Second-best models carry enormous competitive value when they are cheap and open, which makes them easy to widely diffuse. This is particularly true in the Global South, where countries are not choosing between GPT-5 and Claude Sonnet 4.6 but between accessible tools with different values baked in. Chinese AI models already have more downloads on Hugging Face, the open-source AI platform, than those from the United States. That is the adoption competition in action.

What DeepSeek and others call “open source” also does not mean it comes completely clean and without other potential costs. DeepSeek likely trained V4 on smuggled Nvidia Blackwell chips, still banned from export to China under U.S. Commerce Department rules. Separately, Anthropic and OpenAI have alleged that DeepSeek engaged in “industrial-scale” distillation attacks on its Claude models, creating over twenty-four thousand fake accounts and conducting more than sixteen million interactions to extract capabilities and improve its own systems. This is an enormous Chinese intellectual property theft of American technology that the Trump administration just called out last week and says it intends to address.

The reaction to today’s release will not approach last winter’s DeepSeek moment—when concern grew that China could inexpensively surpass Western models—but it does show that the frontier is not the only front in the AI competition. The country that deploys AI fastest across its economy and government will shape the character of the AI era. The United States is still ahead.

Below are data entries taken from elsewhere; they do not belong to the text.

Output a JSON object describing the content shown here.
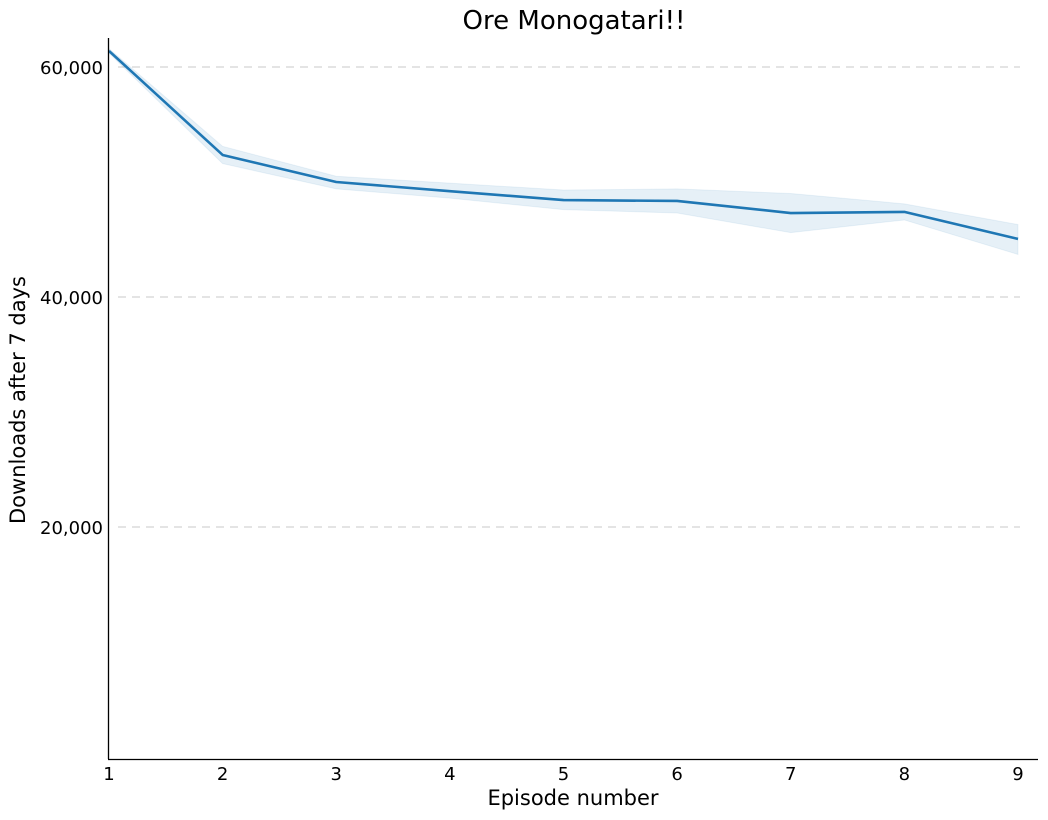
{
  "chart_data": {
    "type": "line",
    "title": "Ore Monogatari!!",
    "xlabel": "Episode number",
    "ylabel": "Downloads after 7 days",
    "x": [
      1,
      2,
      3,
      4,
      5,
      6,
      7,
      8,
      9
    ],
    "series": [
      {
        "name": "Downloads",
        "color": "#1f77b4",
        "values": [
          61400,
          52350,
          50000,
          49200,
          48430,
          48350,
          47300,
          47400,
          45050
        ],
        "ci_upper": [
          61600,
          53100,
          50500,
          49900,
          49300,
          49400,
          49000,
          48100,
          46300
        ],
        "ci_lower": [
          61200,
          51600,
          49400,
          48600,
          47600,
          47300,
          45600,
          46700,
          43700
        ]
      }
    ],
    "xticks": [
      "1",
      "2",
      "3",
      "4",
      "5",
      "6",
      "7",
      "8",
      "9"
    ],
    "yticks": [
      "20,000",
      "40,000",
      "60,000"
    ],
    "ytick_values": [
      20000,
      40000,
      60000
    ],
    "xlim": [
      1,
      9.18
    ],
    "ylim": [
      0,
      62700
    ],
    "grid": "horizontal dashed",
    "legend": "none"
  }
}
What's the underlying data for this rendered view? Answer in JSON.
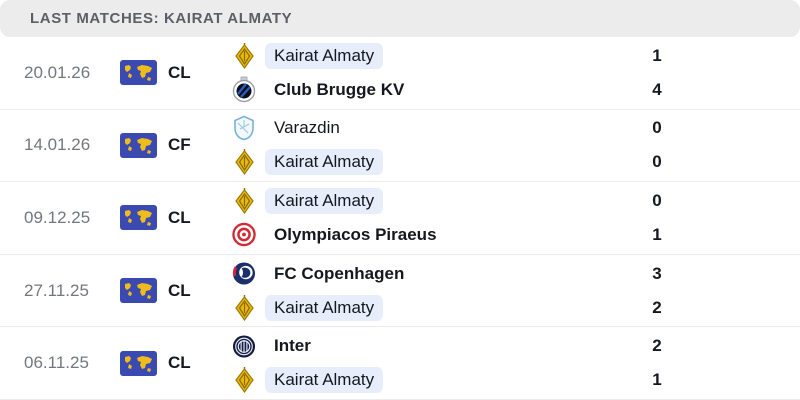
{
  "header": {
    "title": "LAST MATCHES: KAIRAT ALMATY"
  },
  "team_of_interest": "Kairat Almaty",
  "colors": {
    "header_bg": "#ececed",
    "header_text": "#5b5f66",
    "date_text": "#73777e",
    "dark_text": "#15181f",
    "highlight_bg": "#e7edfb",
    "row_border": "#ebebed",
    "flag_bg": "#3a4ab1",
    "flag_map": "#f0bc1c"
  },
  "matches": [
    {
      "date": "20.01.26",
      "competition": "CL",
      "rows": [
        {
          "name": "Kairat Almaty",
          "score": "1",
          "logo": "kairat-almaty-logo",
          "highlight": true,
          "bold": false
        },
        {
          "name": "Club Brugge KV",
          "score": "4",
          "logo": "club-brugge-logo",
          "highlight": false,
          "bold": true
        }
      ]
    },
    {
      "date": "14.01.26",
      "competition": "CF",
      "rows": [
        {
          "name": "Varazdin",
          "score": "0",
          "logo": "varazdin-logo",
          "highlight": false,
          "bold": false
        },
        {
          "name": "Kairat Almaty",
          "score": "0",
          "logo": "kairat-almaty-logo",
          "highlight": true,
          "bold": false
        }
      ]
    },
    {
      "date": "09.12.25",
      "competition": "CL",
      "rows": [
        {
          "name": "Kairat Almaty",
          "score": "0",
          "logo": "kairat-almaty-logo",
          "highlight": true,
          "bold": false
        },
        {
          "name": "Olympiacos Piraeus",
          "score": "1",
          "logo": "olympiacos-logo",
          "highlight": false,
          "bold": true
        }
      ]
    },
    {
      "date": "27.11.25",
      "competition": "CL",
      "rows": [
        {
          "name": "FC Copenhagen",
          "score": "3",
          "logo": "fc-copenhagen-logo",
          "highlight": false,
          "bold": true
        },
        {
          "name": "Kairat Almaty",
          "score": "2",
          "logo": "kairat-almaty-logo",
          "highlight": true,
          "bold": false
        }
      ]
    },
    {
      "date": "06.11.25",
      "competition": "CL",
      "rows": [
        {
          "name": "Inter",
          "score": "2",
          "logo": "inter-logo",
          "highlight": false,
          "bold": true
        },
        {
          "name": "Kairat Almaty",
          "score": "1",
          "logo": "kairat-almaty-logo",
          "highlight": true,
          "bold": false
        }
      ]
    }
  ]
}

It cannot afford to assume that advantage is self-sustaining.

How the United States Can Defend Its AI Lead

Jessica Brandt is a senior fellow for technology and national security at the Council on Foreign Relations

DeepSeek V4 is undoubtedly a capable model, though it appears to be an incremental advance over other Chinese offerings rather than a competitive challenge to the U.S. frontier. Its performance is consistent with previous expert estimates of the gap between U.S. and Chinese models: the United States remains about seven months ahead.

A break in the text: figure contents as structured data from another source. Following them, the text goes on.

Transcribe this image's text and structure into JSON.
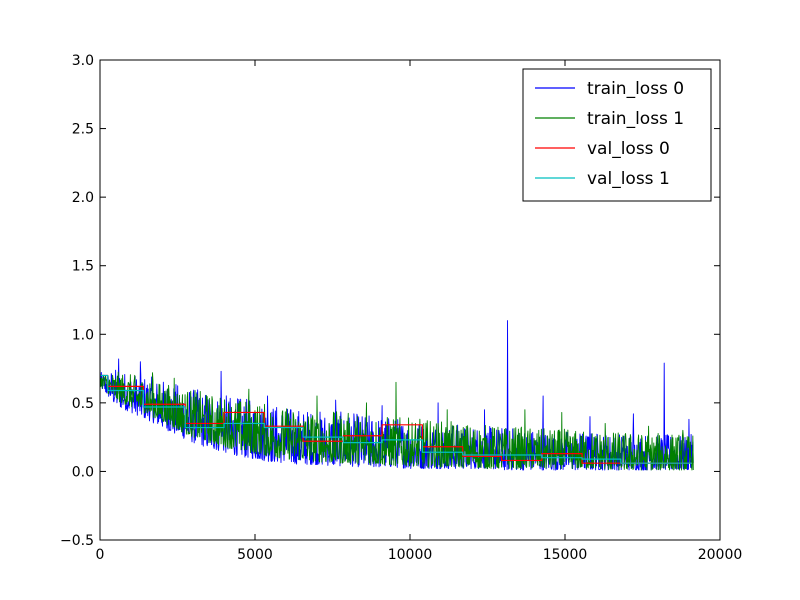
{
  "chart_data": {
    "type": "line",
    "title": "",
    "xlabel": "",
    "ylabel": "",
    "xlim": [
      0,
      20000
    ],
    "ylim": [
      -0.5,
      3.0
    ],
    "x_ticks": [
      0,
      5000,
      10000,
      15000,
      20000
    ],
    "x_tick_labels": [
      "0",
      "5000",
      "10000",
      "15000",
      "20000"
    ],
    "y_ticks": [
      -0.5,
      0.0,
      0.5,
      1.0,
      1.5,
      2.0,
      2.5,
      3.0
    ],
    "y_tick_labels": [
      "−0.5",
      "0.0",
      "0.5",
      "1.0",
      "1.5",
      "2.0",
      "2.5",
      "3.0"
    ],
    "grid": false,
    "legend": {
      "position": "top-right"
    },
    "series": [
      {
        "name": "train_loss 0",
        "color": "#0000ff",
        "kind": "noisy",
        "x": [
          0,
          500,
          1000,
          1500,
          2000,
          2500,
          3000,
          3500,
          4000,
          4500,
          5000,
          5500,
          6000,
          6500,
          7000,
          7500,
          8000,
          8500,
          9000,
          9500,
          10000,
          10500,
          11000,
          11500,
          12000,
          12500,
          13000,
          13500,
          14000,
          14500,
          15000,
          15500,
          16000,
          16500,
          17000,
          17500,
          18000,
          18500,
          19000,
          19150
        ],
        "low": [
          0.62,
          0.48,
          0.43,
          0.38,
          0.32,
          0.26,
          0.21,
          0.17,
          0.14,
          0.11,
          0.09,
          0.07,
          0.06,
          0.05,
          0.05,
          0.04,
          0.04,
          0.03,
          0.03,
          0.03,
          0.02,
          0.02,
          0.02,
          0.02,
          0.02,
          0.02,
          0.01,
          0.01,
          0.01,
          0.01,
          0.01,
          0.01,
          0.01,
          0.01,
          0.01,
          0.01,
          0.01,
          0.01,
          0.01,
          0.01
        ],
        "high": [
          0.72,
          0.75,
          0.72,
          0.7,
          0.67,
          0.64,
          0.61,
          0.58,
          0.56,
          0.54,
          0.52,
          0.5,
          0.48,
          0.46,
          0.45,
          0.44,
          0.43,
          0.42,
          0.41,
          0.4,
          0.38,
          0.37,
          0.36,
          0.35,
          0.34,
          0.33,
          0.33,
          0.32,
          0.31,
          0.3,
          0.3,
          0.29,
          0.29,
          0.28,
          0.28,
          0.28,
          0.27,
          0.27,
          0.27,
          0.27
        ],
        "spikes": [
          [
            600,
            0.82
          ],
          [
            1300,
            0.8
          ],
          [
            3900,
            0.73
          ],
          [
            5400,
            0.55
          ],
          [
            7600,
            0.52
          ],
          [
            9100,
            0.48
          ],
          [
            10900,
            0.5
          ],
          [
            12400,
            0.45
          ],
          [
            13150,
            1.1
          ],
          [
            14300,
            0.55
          ],
          [
            15800,
            0.4
          ],
          [
            17200,
            0.42
          ],
          [
            18200,
            0.79
          ],
          [
            19000,
            0.38
          ]
        ]
      },
      {
        "name": "train_loss 1",
        "color": "#008000",
        "kind": "noisy",
        "x": [
          0,
          500,
          1000,
          1500,
          2000,
          2500,
          3000,
          3500,
          4000,
          4500,
          5000,
          5500,
          6000,
          6500,
          7000,
          7500,
          8000,
          8500,
          9000,
          9500,
          10000,
          10500,
          11000,
          11500,
          12000,
          12500,
          13000,
          13500,
          14000,
          14500,
          15000,
          15500,
          16000,
          16500,
          17000,
          17500,
          18000,
          18500,
          19000,
          19150
        ],
        "low": [
          0.62,
          0.52,
          0.47,
          0.42,
          0.36,
          0.3,
          0.25,
          0.21,
          0.18,
          0.15,
          0.13,
          0.11,
          0.09,
          0.08,
          0.07,
          0.06,
          0.06,
          0.05,
          0.05,
          0.04,
          0.04,
          0.03,
          0.03,
          0.03,
          0.03,
          0.02,
          0.02,
          0.02,
          0.02,
          0.02,
          0.02,
          0.02,
          0.02,
          0.01,
          0.01,
          0.01,
          0.01,
          0.01,
          0.01,
          0.01
        ],
        "high": [
          0.72,
          0.73,
          0.71,
          0.68,
          0.65,
          0.62,
          0.6,
          0.57,
          0.55,
          0.53,
          0.51,
          0.49,
          0.47,
          0.46,
          0.45,
          0.44,
          0.43,
          0.42,
          0.41,
          0.4,
          0.39,
          0.38,
          0.37,
          0.36,
          0.35,
          0.34,
          0.33,
          0.33,
          0.32,
          0.31,
          0.31,
          0.3,
          0.3,
          0.29,
          0.29,
          0.28,
          0.28,
          0.28,
          0.27,
          0.27
        ],
        "spikes": [
          [
            1700,
            0.72
          ],
          [
            2400,
            0.68
          ],
          [
            4800,
            0.6
          ],
          [
            7000,
            0.55
          ],
          [
            8600,
            0.5
          ],
          [
            9550,
            0.65
          ],
          [
            11200,
            0.45
          ],
          [
            13700,
            0.45
          ],
          [
            14900,
            0.43
          ],
          [
            16300,
            0.35
          ],
          [
            17700,
            0.33
          ],
          [
            18800,
            0.3
          ]
        ]
      },
      {
        "name": "val_loss 0",
        "color": "#ff0000",
        "kind": "step",
        "x": [
          0,
          250,
          1400,
          2750,
          4000,
          5300,
          6550,
          7850,
          9100,
          10400,
          11700,
          12950,
          14250,
          15550,
          16800,
          18200
        ],
        "y": [
          0.7,
          0.62,
          0.49,
          0.35,
          0.43,
          0.33,
          0.22,
          0.26,
          0.34,
          0.18,
          0.11,
          0.08,
          0.13,
          0.06,
          0.06,
          0.06
        ]
      },
      {
        "name": "val_loss 1",
        "color": "#00bfbf",
        "kind": "step",
        "x": [
          0,
          250,
          1400,
          2750,
          4000,
          5300,
          6550,
          7850,
          9100,
          10400,
          11700,
          12950,
          14250,
          15550,
          16800,
          18200
        ],
        "y": [
          0.7,
          0.59,
          0.47,
          0.32,
          0.35,
          0.32,
          0.25,
          0.21,
          0.23,
          0.14,
          0.12,
          0.12,
          0.1,
          0.09,
          0.06,
          0.06
        ]
      }
    ]
  }
}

But China has shown it will go to great lengths to close that gap. The model was released a day after the White House formally accused [PDF] Chinese actors of running industrial-scale campaigns to extract capabilities from U.S. frontier models. Leading U.S. tech companies—Anthropic, Google, and OpenAI—have made the same accusation in recent months. In other words, V4’s capabilities reflect, at least in part, access to illicitly obtained U.S. intellectual property.

The Trump administration said it would explore measures to hold threat actors accountable for industrial-scale distillation campaigns. That’s important, since the entities currently engaging in this behavior face few meaningful consequences for doing so, and the U.S. firms targeted by these attacks can’t go on offense alone.

Some actions to consider:

  • Exploring sanctions against firms engaged in distillation attacks. Cutting off their access to U.S. financial markets and dollar transactions would impose real costs on behavior that currently carries none.
  • Adding those firms to the Department of Commerce’s trade restriction Entity List, which would put the broader AI supply chain—cloud providers, chip vendors, and equipment suppliers—on notice that doing business with them invites regulatory exposure.
  • Multilateralizing pressure on Chinese labs by building consensus that distillation is a form of industrial espionage. Last week, the State Department issued a global directive instructing diplomatic staff to engage foreign counterparts on the threat—a worthwhile first step.

All of this should complement defensive measures, such as sharing threat intelligence with U.S. firms and removing impediments to industry collaboration.

DeepSeek V4 is a reminder that in the race to develop the most advanced capabilities, the United States is ahead, but China is not far behind. As part of its strategy to widen that lead, the United States should go on offense against adversarial distillation. The administration’s announcement suggests there is appetite to do so. Whether that translates into meaningful action is the question worth watching.

This work represents the views and opinions solely of the authors. The Council on Foreign Relations is an independent, nonpartisan membership organization, think tank, and publisher, and takes no institutional positions on matters of policy.